I was feeling down for a couple of days…
An intense sense of not belonging…
I bought some A-grade “fear” off the shelf..40bucks a pack..
It was a miracle..I became so afraid of things around me that I forgot being alone.. I was scared of people smiling at me..I was afraid of the tap water trickling at night…the leaves moving when gentle wind ruffled them up..the undistinguished bumping noise that came from my parents room at night..the dog licking his paws clean..I was afraid.
I belonged to fear.
Until I realised that I belonged to fear. I bought a pack of “vanity “ from Alibaba. Got it home delivered.
For the first two days, I felt like the king of the world. It felt like things existed because they wanted to be with me in the same time zone…Things happened because they wanted me to notice them.
Then it fizzled out.
I checked the expiry date on the back of the pack.It said 20th December 2175. The world was destined to end by 2075. A 5 month kid in a remote village in India had prophesied this while sucking on his mother’s breast.
Mostly a counterfeit. You can’t trust these Mars based manufacturers. Hence I bought a pack of “perspective” from one of the pharmacy chains. Sadly the insurance didn’t cover it. I had to put my house on mortgage to the avail the pack.
It wasn’t the most pleasant experience. In a room full of gangbangers I spotted a prom queen..the loneliest person I have seen since the invention of with 7 others. The others didn’t seem lonely…they were just empty.
If you don’t understand the difference between being empty and being lonely..well.you are the former.

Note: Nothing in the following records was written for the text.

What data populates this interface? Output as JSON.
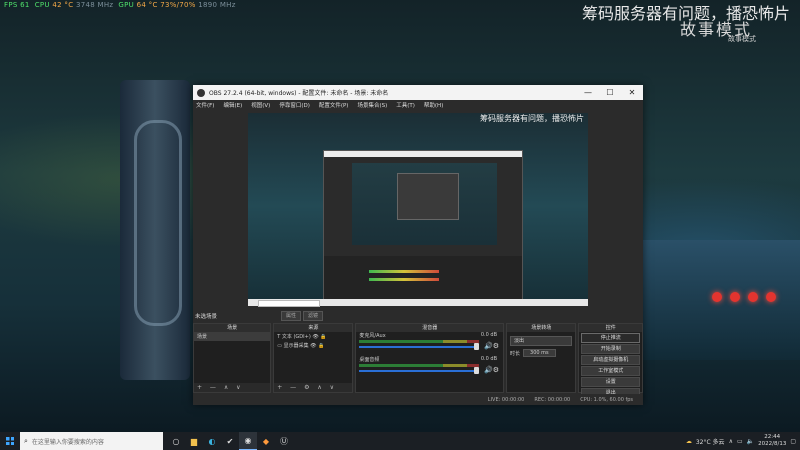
{
  "hud": {
    "fps_label": "FPS",
    "fps": "61",
    "cpu_label": "CPU",
    "cpu_temp": "42 °C",
    "cpu_freq": "3748 MHz",
    "gpu_label": "GPU",
    "gpu_temp": "64 °C",
    "gpu_usage": "73%/70%",
    "gpu_freq": "1890 MHz"
  },
  "watermark": {
    "title": "筹码服务器有问题，播恐怖片",
    "logo": "故事模式",
    "sub": "故事模式"
  },
  "obs": {
    "title": "OBS 27.2.4 (64-bit, windows) - 配置文件: 未命名 - 场景: 未命名",
    "window_controls": [
      "—",
      "☐",
      "✕"
    ],
    "menu": [
      "文件(F)",
      "编辑(E)",
      "视图(V)",
      "停靠窗口(D)",
      "配置文件(P)",
      "场景集合(S)",
      "工具(T)",
      "帮助(H)"
    ],
    "preview_watermark": "筹码服务器有问题，播恐怖片",
    "scene_row": {
      "name": "未选场景",
      "buttons": [
        "属性",
        "滤镜"
      ]
    },
    "docks": {
      "scenes": {
        "title": "场景",
        "items": [
          "场景"
        ],
        "footer": "+ — ∧ ∨"
      },
      "sources": {
        "title": "来源",
        "items": [
          "文本 (GDI+)",
          "显示器采集"
        ],
        "footer": "+ — ⚙ ∧ ∨"
      },
      "mixer": {
        "title": "混音器",
        "channels": [
          {
            "name": "麦克风/Aux",
            "db": "0.0 dB"
          },
          {
            "name": "桌面音频",
            "db": "0.0 dB"
          }
        ]
      },
      "transitions": {
        "title": "场景转场",
        "selected": "淡出",
        "duration_label": "时长",
        "duration": "300 ms"
      },
      "controls": {
        "title": "控件",
        "buttons": [
          "停止推流",
          "开始录制",
          "启动虚拟摄像机",
          "工作室模式",
          "设置",
          "退出"
        ]
      }
    },
    "status": [
      "LIVE: 00:00:00",
      "REC: 00:00:00",
      "CPU: 1.0%, 60.00 fps"
    ]
  },
  "taskbar": {
    "search_placeholder": "在这里输入你要搜索的内容",
    "weather": "32°C 多云",
    "time": "22:44",
    "date": "2022/8/13"
  }
}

I could listen to some old hog blabbering and had to understand his bullshit point-of-view. I couldn’t slap him anymore for spilling coffee over his own hands.
I couldn’t see the point in spewing hate inside and outside myself against pink men…or horbaslims or guesbians for that matter. They could do what they want and be how they are, none of it was my fucking business.
It was too much to take, mostly the medicines interacted with my low self esteem and insecurity and created major side effects which lead to the above said events or thoughts..
This time I went to the Doctor…enough of this over the counter stuff. After thorough diagnosis he prescribed me “Ignorance” . It was fully covered by insurance companies as well. One pill everyday morning.
After couple of days the front news read “ Prophet child aged 5 Months killed, as his prophecy was against the prophecy by another 5 month old kid in some other part of the world.” Below the above news was a a small ad hidden in one corner.“Flat 2% discount on purchase of 500kgs of detergent” . 2% is a lot. I was excited.
I have been having normal stools since then..the medicines work.